Réal V. Benoit : La vie heureuse de Réal V.
Réal V. Benoit est ce personnage coloré, plus vrai que nature, que Fred Fortin a relancé jusqu’en Abitibi. Rencontre avec un homme étonnant qui a ressorti sa guitare du garde-robe après 30 années de silence.
L’histoire de Réal V. Benoit est un conte merveilleux made in Rouyn-Noranda. Mineur de sa profession, le coloré personnage a autrefois, il y a 30 ans, souhaité amorcer une carrière de chanteur qui piqua du nez après trois disques enregistrés avec les moyens du bord et un mauvais encadrement. "J’ai longtemps été amer, je considère que ces gens-là ont ri de moi. Le public, lui, me prenait au sérieux, mais quand j’arrivais dans les stations de radio, ça ne marchait plus, j’étais mal soutenu, confie le chantre des petites misères et poète du quotidien. Je voulais en faire une carrière, mais j’ai fini par mettre une croix là-dessus, comme quelqu’un qui fait de la course en skis et qui un jour se casse la patte et arrête tout. J’ai passé ma vie dans les mines, j’ai 42 ans d’expérience et je suis fier de ce que j’ai accompli dans ce domaine.

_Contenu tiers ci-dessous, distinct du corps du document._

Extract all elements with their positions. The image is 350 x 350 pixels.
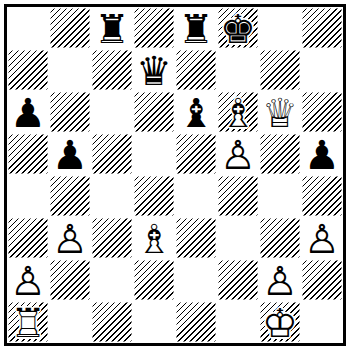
square-f6[interactable]: ♝♗ bbox=[217, 91, 259, 133]
white-queen[interactable]: ♛♕ bbox=[259, 91, 301, 133]
square-f3[interactable] bbox=[217, 217, 259, 259]
piece-glyph: ♟ bbox=[7, 92, 49, 134]
square-f7[interactable] bbox=[217, 49, 259, 91]
square-e3[interactable] bbox=[175, 217, 217, 259]
square-c1[interactable] bbox=[91, 301, 133, 343]
piece-glyph: ♙ bbox=[301, 218, 343, 260]
square-c4[interactable] bbox=[91, 175, 133, 217]
white-pawn[interactable]: ♟♙ bbox=[259, 259, 301, 301]
square-g4[interactable] bbox=[259, 175, 301, 217]
square-c7[interactable] bbox=[91, 49, 133, 91]
piece-glyph: ♙ bbox=[7, 260, 49, 302]
square-g3[interactable] bbox=[259, 217, 301, 259]
square-h7[interactable] bbox=[301, 49, 343, 91]
white-pawn[interactable]: ♟♙ bbox=[301, 217, 343, 259]
square-f4[interactable] bbox=[217, 175, 259, 217]
piece-glyph: ♚ bbox=[217, 8, 259, 50]
square-g2[interactable]: ♟♙ bbox=[259, 259, 301, 301]
piece-glyph: ♟ bbox=[49, 134, 91, 176]
piece-glyph: ♙ bbox=[49, 218, 91, 260]
black-king[interactable]: ♚♚ bbox=[217, 7, 259, 49]
square-a1[interactable]: ♜♖ bbox=[7, 301, 49, 343]
square-d3[interactable]: ♝♗ bbox=[133, 217, 175, 259]
square-c6[interactable] bbox=[91, 91, 133, 133]
square-c3[interactable] bbox=[91, 217, 133, 259]
white-king[interactable]: ♚♔ bbox=[259, 301, 301, 343]
black-bishop[interactable]: ♝♝ bbox=[175, 91, 217, 133]
white-pawn[interactable]: ♟♙ bbox=[49, 217, 91, 259]
square-b7[interactable] bbox=[49, 49, 91, 91]
square-b3[interactable]: ♟♙ bbox=[49, 217, 91, 259]
piece-glyph: ♟ bbox=[301, 134, 343, 176]
square-a5[interactable] bbox=[7, 133, 49, 175]
square-g8[interactable] bbox=[259, 7, 301, 49]
white-pawn[interactable]: ♟♙ bbox=[217, 133, 259, 175]
square-d6[interactable] bbox=[133, 91, 175, 133]
piece-glyph: ♜ bbox=[175, 8, 217, 50]
square-d2[interactable] bbox=[133, 259, 175, 301]
square-h3[interactable]: ♟♙ bbox=[301, 217, 343, 259]
square-d5[interactable] bbox=[133, 133, 175, 175]
black-rook[interactable]: ♜♜ bbox=[175, 7, 217, 49]
square-a3[interactable] bbox=[7, 217, 49, 259]
white-pawn[interactable]: ♟♙ bbox=[7, 259, 49, 301]
square-e2[interactable] bbox=[175, 259, 217, 301]
square-g1[interactable]: ♚♔ bbox=[259, 301, 301, 343]
piece-glyph: ♔ bbox=[259, 302, 301, 344]
square-h6[interactable] bbox=[301, 91, 343, 133]
piece-glyph: ♗ bbox=[133, 218, 175, 260]
black-pawn[interactable]: ♟♟ bbox=[49, 133, 91, 175]
square-a7[interactable] bbox=[7, 49, 49, 91]
square-g6[interactable]: ♛♕ bbox=[259, 91, 301, 133]
square-c2[interactable] bbox=[91, 259, 133, 301]
black-pawn[interactable]: ♟♟ bbox=[301, 133, 343, 175]
square-f5[interactable]: ♟♙ bbox=[217, 133, 259, 175]
square-e6[interactable]: ♝♝ bbox=[175, 91, 217, 133]
square-a8[interactable] bbox=[7, 7, 49, 49]
piece-glyph: ♗ bbox=[217, 92, 259, 134]
square-d7[interactable]: ♛♛ bbox=[133, 49, 175, 91]
chess-diagram: ♜♜♜♜♚♚♛♛♟♟♝♝♝♗♛♕♟♟♟♙♟♟♟♙♝♗♟♙♟♙♟♙♜♖♚♔ bbox=[0, 0, 350, 350]
square-a6[interactable]: ♟♟ bbox=[7, 91, 49, 133]
square-g5[interactable] bbox=[259, 133, 301, 175]
white-bishop[interactable]: ♝♗ bbox=[133, 217, 175, 259]
black-queen[interactable]: ♛♛ bbox=[133, 49, 175, 91]
square-b6[interactable] bbox=[49, 91, 91, 133]
square-d4[interactable] bbox=[133, 175, 175, 217]
piece-glyph: ♙ bbox=[259, 260, 301, 302]
square-b8[interactable] bbox=[49, 7, 91, 49]
black-rook[interactable]: ♜♜ bbox=[91, 7, 133, 49]
chess-board: ♜♜♜♜♚♚♛♛♟♟♝♝♝♗♛♕♟♟♟♙♟♟♟♙♝♗♟♙♟♙♟♙♜♖♚♔ bbox=[4, 4, 346, 346]
square-b1[interactable] bbox=[49, 301, 91, 343]
piece-glyph: ♕ bbox=[259, 92, 301, 134]
square-e1[interactable] bbox=[175, 301, 217, 343]
square-a2[interactable]: ♟♙ bbox=[7, 259, 49, 301]
piece-glyph: ♙ bbox=[217, 134, 259, 176]
square-d1[interactable] bbox=[133, 301, 175, 343]
square-e4[interactable] bbox=[175, 175, 217, 217]
square-b5[interactable]: ♟♟ bbox=[49, 133, 91, 175]
square-c5[interactable] bbox=[91, 133, 133, 175]
piece-glyph: ♜ bbox=[91, 8, 133, 50]
square-h8[interactable] bbox=[301, 7, 343, 49]
square-h4[interactable] bbox=[301, 175, 343, 217]
square-h1[interactable] bbox=[301, 301, 343, 343]
square-g7[interactable] bbox=[259, 49, 301, 91]
square-f2[interactable] bbox=[217, 259, 259, 301]
square-e8[interactable]: ♜♜ bbox=[175, 7, 217, 49]
square-e7[interactable] bbox=[175, 49, 217, 91]
square-h2[interactable] bbox=[301, 259, 343, 301]
square-e5[interactable] bbox=[175, 133, 217, 175]
square-b2[interactable] bbox=[49, 259, 91, 301]
square-f8[interactable]: ♚♚ bbox=[217, 7, 259, 49]
square-c8[interactable]: ♜♜ bbox=[91, 7, 133, 49]
piece-glyph: ♝ bbox=[175, 92, 217, 134]
piece-glyph: ♖ bbox=[7, 302, 49, 344]
black-pawn[interactable]: ♟♟ bbox=[7, 91, 49, 133]
square-b4[interactable] bbox=[49, 175, 91, 217]
piece-glyph: ♛ bbox=[133, 50, 175, 92]
white-rook[interactable]: ♜♖ bbox=[7, 301, 49, 343]
square-d8[interactable] bbox=[133, 7, 175, 49]
square-h5[interactable]: ♟♟ bbox=[301, 133, 343, 175]
square-f1[interactable] bbox=[217, 301, 259, 343]
white-bishop[interactable]: ♝♗ bbox=[217, 91, 259, 133]
square-a4[interactable] bbox=[7, 175, 49, 217]
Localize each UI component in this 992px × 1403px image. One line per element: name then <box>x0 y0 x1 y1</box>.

Aujourd’hui je m’occupe de la sécurité des employés et je m’apprête à prendre ma retraite", raconte Monsieur V. Benoit en direct de son Abitibi au "ventre plein de minerai", tel qu’il le chante sur Sérieusement, son 4e album lancé cet automne… Plus de 30 ans après le troisième.
Un certain soir sombre de 1975, écœuré de la tournure décevante des événements, avec l’impression de ne pas être pris au sérieux par son producteur, qui, soir après soir, le déguisait en mineur chantant, Réal V. Benoit a "crissé sa guitare dans son étui" et s’en est allé, le cœur lourd et la mort dans l’âme…
Jusqu’à ce qu’un certain bleuet "fuzzé" mieux connu sous le nom de Fred Fortin, lance un avis de recherche en ondes aux Refrains d’abord, l’émission qu’anime Monique Giroux à la radio de Radio-Canada. "C’est bizarre la vie comment c’est fait. Pendant 30 ans, personne ne m’a parlé de musique, ma guitare était rangée dans un coin du garde-robe et je ne la sortais même pas à Noël. Jusqu’à ce que, au cours de la même année, Fred vienne à ma rencontre en plus d’une gang de "p’tits vieux" d’Acton Vale qui se sont mis à me relancer pour que j’aille faire un show chez eux. Soir après soir je rentrais de la mine et ma femme me disait: "Gaétan a encore appelé." Jusqu’à ce que j’accepte."
Réal V. Benoit a depuis dépoussiéré ses vieilles bobines pour nous mitonner un disque à l’effigie d’un 20 $. Sur ce nouvel effort sans prétention, rempli d’humour et de p’tits rictus entendus, il livre onze chansons découpées dans le quotidien, sur lesquelles il célèbre la ténacité dans les moments difficiles, dénonce l’hypocrisie des vendus, entonne La balade des bills de 20 $, encense les attraits de son Abitibi chérie, maudit le "chiâlage" inutile. "Je m’inspire des détails du quotidien, des choses qui m’ont écorché, qui m’ont fait rire ou qui m’ont fait jouir", précise celui qui hait la routine et la chante pour la tromper.
Bien des choses ont changé depuis la rencontre avec Fred Fortin. "C’est sa femme qui avait déniché mon disque. Y a des magasins où c’est plein de vieux vinyles, tu peux retourner dans le passé." Un jour ce dernier l’invite à assurer ses premières parties. "J’ai dit: "Es-tu fou, Fred? Tes fans ont les cheveux mauves, des boucles d’oreilles pis des pitons partout, je me vois pas là-dedans!" Il m’a dit: "Inquiète-toi pas, Réal, je vais t’arranger ça, je te jure, ça va aller". J’ai été intrigué. J’ai découvert ses disques, j’haïs pas ça!"